②豚はブタ、ブタの子の意。金匱要略の奔㹠気病篇の㹠もブタの意。そけで『入門』一七五頁に「血管壁が不随意に痙攣的に収縮し、それが下腹部の血管から胸部のそれに波及するとき、恰も豚が腹中を奔走するが如く感ずるのをいう」とある。中医名詞術語選釈三六八頁でもそういう解釈をしている。
③『集成』では「奔は憤と古字通用す」として賁も憤もいきどおる意であるから、憤豚はいきどおったブタと読むべきであるという。そして清の王子接の古方選注から次の文を引用している。「蓋し豚は猪の小なる者。其の性は善く嗔(怒る)、故に憤豚の称あり。而して魚中の鯸鮐(フグ)も亦復善く嗔するの物、故に又これを河豚と称す。卞子曰く、豬の性は卑しくして率(あわてる)と。寧波府志に曰く、河豚は物に触るれば輙(たやすく)嗔し、腹脹れて鞠の如く、水上に浮ぶ。一に嗔魚と名づくと。見るべし。奔豚は病名なり。気小腹より上って心胸を衝くこと憤豚の若く然り。故に以って名と為す」と。
 しかし②と③の説には賛成できない。
 いずれにしても気が上衝を起そうとしているのだから鎮静剤を与えるべきであり、第八条でのべたように桂枝甘草湯と同じ性格の処方である本方を用いることになる。

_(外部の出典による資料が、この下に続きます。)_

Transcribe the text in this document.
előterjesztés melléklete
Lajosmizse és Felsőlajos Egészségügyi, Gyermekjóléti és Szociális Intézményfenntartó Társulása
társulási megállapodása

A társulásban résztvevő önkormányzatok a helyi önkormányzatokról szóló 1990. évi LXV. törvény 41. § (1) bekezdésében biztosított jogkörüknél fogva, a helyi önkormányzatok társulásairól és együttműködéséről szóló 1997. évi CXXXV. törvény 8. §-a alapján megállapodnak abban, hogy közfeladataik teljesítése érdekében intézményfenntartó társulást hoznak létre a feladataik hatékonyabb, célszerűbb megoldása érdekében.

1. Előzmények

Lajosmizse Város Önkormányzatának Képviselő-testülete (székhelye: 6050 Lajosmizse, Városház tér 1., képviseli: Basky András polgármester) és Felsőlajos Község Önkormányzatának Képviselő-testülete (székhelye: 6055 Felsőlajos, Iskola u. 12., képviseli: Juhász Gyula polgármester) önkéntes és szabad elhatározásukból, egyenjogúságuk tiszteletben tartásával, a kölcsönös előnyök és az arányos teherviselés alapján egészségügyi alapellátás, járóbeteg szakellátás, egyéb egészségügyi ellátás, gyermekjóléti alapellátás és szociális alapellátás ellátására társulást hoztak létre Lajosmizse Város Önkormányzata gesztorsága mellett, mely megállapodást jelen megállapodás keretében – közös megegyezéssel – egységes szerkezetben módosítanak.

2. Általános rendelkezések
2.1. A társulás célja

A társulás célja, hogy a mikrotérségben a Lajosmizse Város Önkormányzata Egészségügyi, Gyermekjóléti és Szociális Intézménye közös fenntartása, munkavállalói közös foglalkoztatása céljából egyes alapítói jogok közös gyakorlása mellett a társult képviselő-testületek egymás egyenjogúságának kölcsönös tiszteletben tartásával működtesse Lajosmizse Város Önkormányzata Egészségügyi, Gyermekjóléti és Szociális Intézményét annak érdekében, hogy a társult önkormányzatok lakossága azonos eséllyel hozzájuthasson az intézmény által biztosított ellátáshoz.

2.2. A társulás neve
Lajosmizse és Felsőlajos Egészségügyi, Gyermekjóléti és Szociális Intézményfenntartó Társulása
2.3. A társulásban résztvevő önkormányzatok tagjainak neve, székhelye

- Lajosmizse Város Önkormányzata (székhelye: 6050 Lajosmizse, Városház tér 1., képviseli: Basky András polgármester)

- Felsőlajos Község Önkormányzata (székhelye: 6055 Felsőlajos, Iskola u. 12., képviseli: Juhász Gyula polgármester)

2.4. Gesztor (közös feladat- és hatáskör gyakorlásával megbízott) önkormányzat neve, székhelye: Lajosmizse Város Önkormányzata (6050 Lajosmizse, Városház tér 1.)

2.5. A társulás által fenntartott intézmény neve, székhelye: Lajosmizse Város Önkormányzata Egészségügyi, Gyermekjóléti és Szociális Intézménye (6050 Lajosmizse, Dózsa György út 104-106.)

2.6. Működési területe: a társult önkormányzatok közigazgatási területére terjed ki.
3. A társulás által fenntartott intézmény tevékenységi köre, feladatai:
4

茯苓半斤、桂枝三両去皮、甘草二両炙、大棗十五枚劈。  右四味、以甘爛水一斗、先煮茯苓、減二升、内諸薬、煮取三升、去滓、温服一升。

 [訳] 茯苓半斤、桂枝三両皮を去る、甘草二両炙る、大棗十五枚劈く。  右四味甘爛水一斗を以って、先ず茯苓を煮て、二升を減じ、諸薬を内れ、煮て三升を取り、滓を去り、一升を温服する。

 主薬の茯苓は利尿作用を期待して用いられているのではなく、桂枝と配合することによって強い鎮静作用をあらわすのでここでは主薬の位置を占めていると見るべきである。桂枝と甘草の配合は気の上衝を除き、鎮静作用を示す。大棗もまた鎮静剤である。要するに鎮静剤ばかりを配合した処方なのである。
 『解説』二三一頁に「臍のあたりで動悸がはげしくなり、何物かが胸に向ってつきあげてくるというところを目標にして、ヒステリー、小児の自家中毒症、神経症などによく用いられる。臍部の動悸が心下部にまでつきあがってきて、一時失神状態となり、あるいは痙攣を起して人事不省となることもあり、動悸が腹痛を伴うこともあり、はげしい時は腹中すべて動悸し、臍下が脹り、むくむくと心下へつきあげ、頭痛、眩暈等の症状を伴い、あるいは気鬱の状となり、肩背強ばり、腰痛を訴えるものもある。これらは苓桂甘棗湯を用いる目標となる」とあるのは、欲作奔豚を通りこしてすでに奔豚になっていることを示しているが、処方構成から納得できることである。
 ところが『講義』では「若しすでに奔豚となれば、即ち本方証に非ずして桂枝加桂湯証なり」とし、『入門』等も同じ解釈をしている。これは字句にこだわった解釈というべきである。私は桂枝の分量に関係すると見る。苓桂甘棗湯の桂枝は三両(宋板では四両)を三回に分けて服用する。桂枝加桂湯では五両である。桂枝甘草湯では四両を一回に服用する。したがって苓桂甘棗湯でも分量を多くすれば他の処方と同じように用いることができるはずである。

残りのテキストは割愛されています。